Documentaire
Après les premières visites du Marché Victor Hugo alors désaffecté mais incroyablement intact avec ses stands, ses vitrines, ses objets épars jonchant sur les étals et sa signalétique encore en place, a commencé le travail d’enquête. Il s’agissait d’explorer l’histoire du bâtiment, celle de sa construction comme celle de sa vie de Marché alimentaire et de s’interesser au contexte urbain et social dans lequel s’inscrit ce batiment de béton brut.
Extrait d’entretien avec Caroline Melon
Lors de tes recherches, tu as choisi de rencontrer à la fois les concepteurs (architectes) du lieu et certains des anciens usagers (commerçants). Comment as-tu abordé ces rencontres ? Quel savoir recherchais-tu ? Qu’as-tu choisi d’en conserver pour le public ?

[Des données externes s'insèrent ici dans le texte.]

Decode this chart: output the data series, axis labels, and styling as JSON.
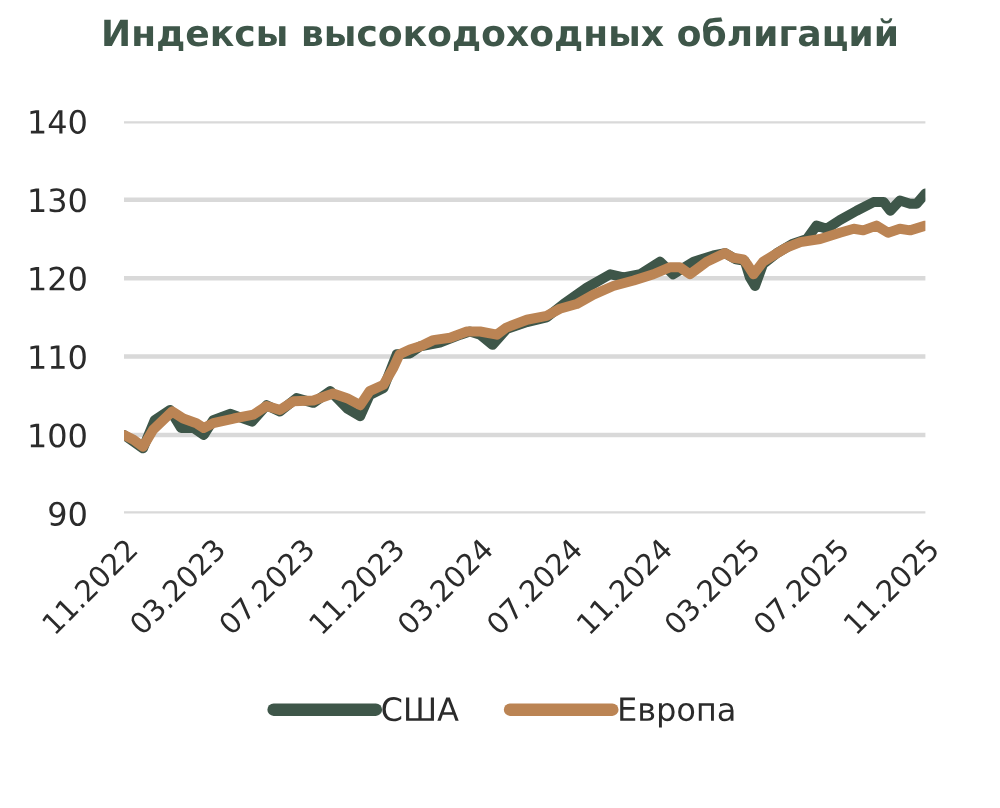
{
  "chart_data": {
    "type": "line",
    "title": "Индексы высокодоходных облигаций",
    "xlim": [
      "2022-11-01",
      "2025-11-01"
    ],
    "xticks": [
      {
        "value": "2022-11-01",
        "label": "11.2022"
      },
      {
        "value": "2023-03-01",
        "label": "03.2023"
      },
      {
        "value": "2023-07-01",
        "label": "07.2023"
      },
      {
        "value": "2023-11-01",
        "label": "11.2023"
      },
      {
        "value": "2024-03-01",
        "label": "03.2024"
      },
      {
        "value": "2024-07-01",
        "label": "07.2024"
      },
      {
        "value": "2024-11-01",
        "label": "11.2024"
      },
      {
        "value": "2025-03-01",
        "label": "03.2025"
      },
      {
        "value": "2025-07-01",
        "label": "07.2025"
      },
      {
        "value": "2025-11-01",
        "label": "11.2025"
      }
    ],
    "ylim": [
      90,
      140
    ],
    "yticks": [
      90,
      100,
      110,
      120,
      130,
      140
    ],
    "grid": "y",
    "legend": "bottom",
    "line_style": "solid",
    "series": [
      {
        "name": "США",
        "color": "#3e5649",
        "x": [
          "2022-11-01",
          "2022-11-27",
          "2022-12-13",
          "2023-01-03",
          "2023-01-18",
          "2023-02-04",
          "2023-02-18",
          "2023-03-03",
          "2023-03-26",
          "2023-04-25",
          "2023-05-15",
          "2023-06-02",
          "2023-06-25",
          "2023-07-18",
          "2023-08-10",
          "2023-09-02",
          "2023-09-20",
          "2023-10-03",
          "2023-10-22",
          "2023-11-09",
          "2023-11-27",
          "2023-12-11",
          "2024-01-07",
          "2024-02-04",
          "2024-02-17",
          "2024-03-02",
          "2024-03-19",
          "2024-04-07",
          "2024-05-05",
          "2024-06-01",
          "2024-06-24",
          "2024-07-26",
          "2024-08-27",
          "2024-09-14",
          "2024-10-07",
          "2024-11-03",
          "2024-11-21",
          "2024-12-19",
          "2025-01-15",
          "2025-01-31",
          "2025-02-15",
          "2025-02-27",
          "2025-03-06",
          "2025-03-13",
          "2025-03-24",
          "2025-04-12",
          "2025-05-04",
          "2025-05-23",
          "2025-06-05",
          "2025-06-19",
          "2025-07-07",
          "2025-07-30",
          "2025-08-22",
          "2025-09-05",
          "2025-09-14",
          "2025-09-27",
          "2025-10-11",
          "2025-10-20",
          "2025-11-01"
        ],
        "values": [
          100.0,
          98.3,
          101.9,
          103.2,
          100.9,
          100.9,
          100.0,
          101.9,
          102.7,
          101.7,
          103.8,
          103.0,
          104.7,
          104.1,
          105.6,
          103.4,
          102.4,
          105.1,
          106.0,
          110.3,
          110.4,
          111.3,
          111.8,
          112.8,
          113.2,
          112.8,
          111.5,
          113.5,
          114.4,
          115.0,
          116.7,
          118.8,
          120.5,
          120.1,
          120.5,
          122.1,
          120.5,
          122.1,
          122.9,
          123.2,
          122.4,
          122.2,
          120.1,
          119.0,
          121.8,
          123.2,
          124.4,
          125.0,
          126.7,
          126.3,
          127.4,
          128.6,
          129.7,
          129.7,
          128.6,
          129.9,
          129.5,
          129.5,
          130.8
        ]
      },
      {
        "name": "Европа",
        "color": "#bb8454",
        "x": [
          "2022-11-01",
          "2022-11-14",
          "2022-11-27",
          "2022-12-11",
          "2023-01-06",
          "2023-01-21",
          "2023-02-08",
          "2023-02-18",
          "2023-03-03",
          "2023-03-31",
          "2023-04-27",
          "2023-05-15",
          "2023-06-02",
          "2023-06-21",
          "2023-07-18",
          "2023-08-14",
          "2023-09-02",
          "2023-09-20",
          "2023-10-03",
          "2023-10-22",
          "2023-11-04",
          "2023-11-13",
          "2023-11-27",
          "2023-12-11",
          "2023-12-29",
          "2024-01-21",
          "2024-02-13",
          "2024-03-02",
          "2024-03-25",
          "2024-04-07",
          "2024-05-05",
          "2024-06-01",
          "2024-06-19",
          "2024-07-12",
          "2024-08-04",
          "2024-08-31",
          "2024-09-28",
          "2024-10-25",
          "2024-11-17",
          "2024-11-30",
          "2024-12-14",
          "2025-01-06",
          "2025-01-31",
          "2025-02-11",
          "2025-02-25",
          "2025-03-02",
          "2025-03-11",
          "2025-03-24",
          "2025-04-07",
          "2025-04-25",
          "2025-05-14",
          "2025-06-10",
          "2025-07-07",
          "2025-07-26",
          "2025-08-08",
          "2025-08-26",
          "2025-09-11",
          "2025-09-27",
          "2025-10-11",
          "2025-11-01"
        ],
        "values": [
          100.0,
          99.4,
          98.5,
          100.7,
          103.0,
          102.1,
          101.5,
          100.9,
          101.5,
          102.1,
          102.6,
          103.7,
          103.2,
          104.3,
          104.4,
          105.3,
          104.7,
          103.8,
          105.6,
          106.4,
          108.5,
          110.3,
          110.9,
          111.3,
          112.1,
          112.4,
          113.2,
          113.2,
          112.8,
          113.7,
          114.7,
          115.2,
          116.1,
          116.7,
          117.9,
          119.0,
          119.7,
          120.5,
          121.4,
          121.4,
          120.5,
          122.1,
          123.2,
          122.6,
          122.4,
          121.8,
          120.5,
          122.1,
          122.9,
          123.9,
          124.6,
          125.0,
          125.8,
          126.3,
          126.1,
          126.7,
          125.8,
          126.3,
          126.1,
          126.7
        ]
      }
    ]
  }
}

Caroline Melon : Ce qui m’intéresse, c’est comment les bâtiments parlent des humains, et inversement. C’est une façon de raconter la grande Histoire d’une ville : la somme des micro-histoires, dans leur complexité, leurs désaccords, leurs paradoxes, finit par dessiner une réalité bien plus fournie et vivante qu’une plaque commémorative ou la parole d’un historien. Par ailleurs les gens n’ont en général pas peur de parler d’un bâtiment, sauf bâtiment extrêmement marqué comme Auschwitz évidemment, mais sinon c’est un prétexte, on commence à parler du bâtiment et on finit par parler de soi, de son intimité, de sa façon de vivre son quartier, de s’alimenter, des modes de « rassemblement » des humains dans les villes (« on venait pour le café, à la fin de marché »), on parle évidemment politique, pour ou contre la fermeture du marché, bref, on parle de ce qui fait que les humains font société ensemble.

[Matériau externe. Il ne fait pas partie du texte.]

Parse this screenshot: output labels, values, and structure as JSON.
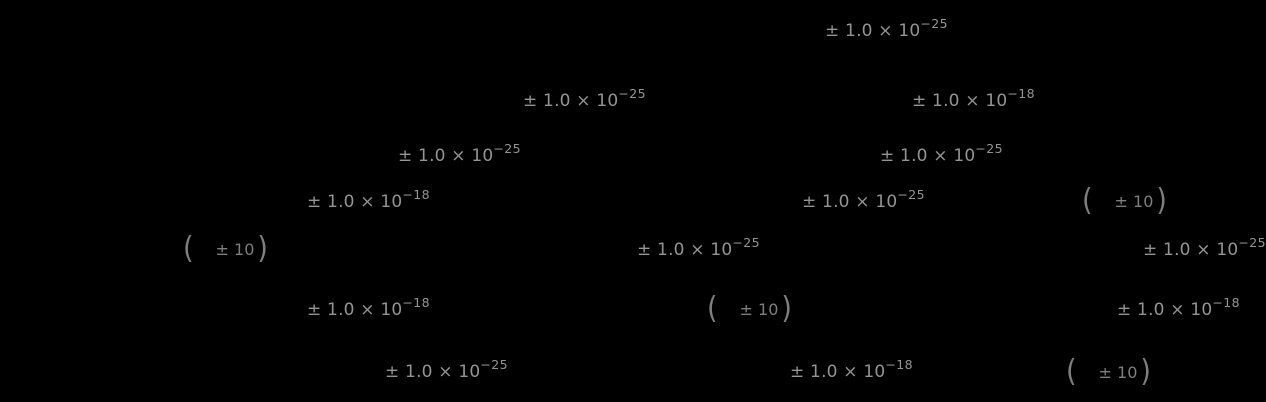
{
  "colors": {
    "background": "#000000",
    "sci_text_gray": "#949494",
    "paren_text_gray": "#7e7e7e"
  },
  "annotations": [
    {
      "kind": "sci",
      "base": "± 1.0 × 10",
      "exp": "−25"
    },
    {
      "kind": "sci",
      "base": "± 1.0 × 10",
      "exp": "−25"
    },
    {
      "kind": "sci",
      "base": "± 1.0 × 10",
      "exp": "−18"
    },
    {
      "kind": "sci",
      "base": "± 1.0 × 10",
      "exp": "−25"
    },
    {
      "kind": "sci",
      "base": "± 1.0 × 10",
      "exp": "−25"
    },
    {
      "kind": "sci",
      "base": "± 1.0 × 10",
      "exp": "−18"
    },
    {
      "kind": "sci",
      "base": "± 1.0 × 10",
      "exp": "−25"
    },
    {
      "kind": "paren",
      "open": "(",
      "inner": "± 10",
      "close": ")"
    },
    {
      "kind": "paren",
      "open": "(",
      "inner": "± 10",
      "close": ")"
    },
    {
      "kind": "sci",
      "base": "± 1.0 × 10",
      "exp": "−25"
    },
    {
      "kind": "sci",
      "base": "± 1.0 × 10",
      "exp": "−25"
    },
    {
      "kind": "sci",
      "base": "± 1.0 × 10",
      "exp": "−18"
    },
    {
      "kind": "paren",
      "open": "(",
      "inner": "± 10",
      "close": ")"
    },
    {
      "kind": "sci",
      "base": "± 1.0 × 10",
      "exp": "−18"
    },
    {
      "kind": "sci",
      "base": "± 1.0 × 10",
      "exp": "−25"
    },
    {
      "kind": "sci",
      "base": "± 1.0 × 10",
      "exp": "−18"
    },
    {
      "kind": "paren",
      "open": "(",
      "inner": "± 10",
      "close": ")"
    }
  ]
}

J’ai confié à Loïc Lachaize, qui mène un travail sonore, la confection d’un objet de restitution de ces témoignages, à partir du plan d’intervention retrouvé sur place. Nous avons aussi interrogé les architectes qui avaient conçu le bâtiment et cette fameuse « voiture qui tombe », et ils nous ont confié les premiers croquis de cette voiture qui explose la façade, ainsi que les plans de l’époque. Ils étaient heureux et fiers de participer, de raconter.
Pour moi, il s’agissait ici, par le prisme de cet objet connu dans tout Bordeaux, de faire appel à la mémoire collective, au présent collectif même, de donner place à une sculpture qui n’est pas considérée comme un œuvre et qui pourtant fascine autant les touristes que les gens qui la voient tous les jours.
Le contexte urbain du Marché est fortement marqué par l’histoire de la mendicité sur le cours Victor Hugo, comment avez-vous choisi d’aborder ce point particulier ?
C.M. : Par plusieurs biais. L’équipe de Chahuts et moi-même avons travaillé avec des professionnels du service social de la mairie (DSU) : éducateur de rue, psychologue, professionnel de l’accompagnement social. Leurs éclairages ont été incroyablement précieux. Ils nous ont véritablement accompagnés dans la réflexion, pour que nous évitions les pièges de l’exotisme, de la bonne conscience charitable, des préjugés. Ils nous ont dirigés vers le CEID avec qui nous travaillons déjà par ailleurs pour le programme TAPAJ. Celui-ci propose à des jeunes en errance des petits contrats de travail de 6h d’affilée pour lesquels ils sont payés le jour même. Réinsertion, valorisation, adaptation à leurs besoins, ce programme nous a permis de vider la Halle des gravats qui l’encombraient. Les jeunes ont travaillé pendant une semaine dirigés par Marc-Emmanuel Mouton, directeur technique du projet. Ce lien était important pour que nous puissions le faire fructifier pendant toute la durée de l’exploitation.
Nous sommes aussi allés à la rencontre des personnes qui « squattaient » le cours Victor Hugo, très simplement, en allant discuter, expliquer ce qu’on allait faire, en les invitant à entrer et venir visiter. Nous avons petit à petit tissé des liens avec certain-e-s d’entre eux-elles qui revenaient ou qui avaient l’habitude de s’installer, offrant un café, nous faisant des blagues récurrentes, nous rendant mutuellement de menus services…
En les traitant comme des voisins à part entière, nous les avons prévenus du fait que beaucoup de public allait venir sur ce lieu : en effet, la psychologue nous avait expliqué que ces personnes choisissent souvent de s’établir loin des
zones d’affluence et de la proximité éventuelle de la police.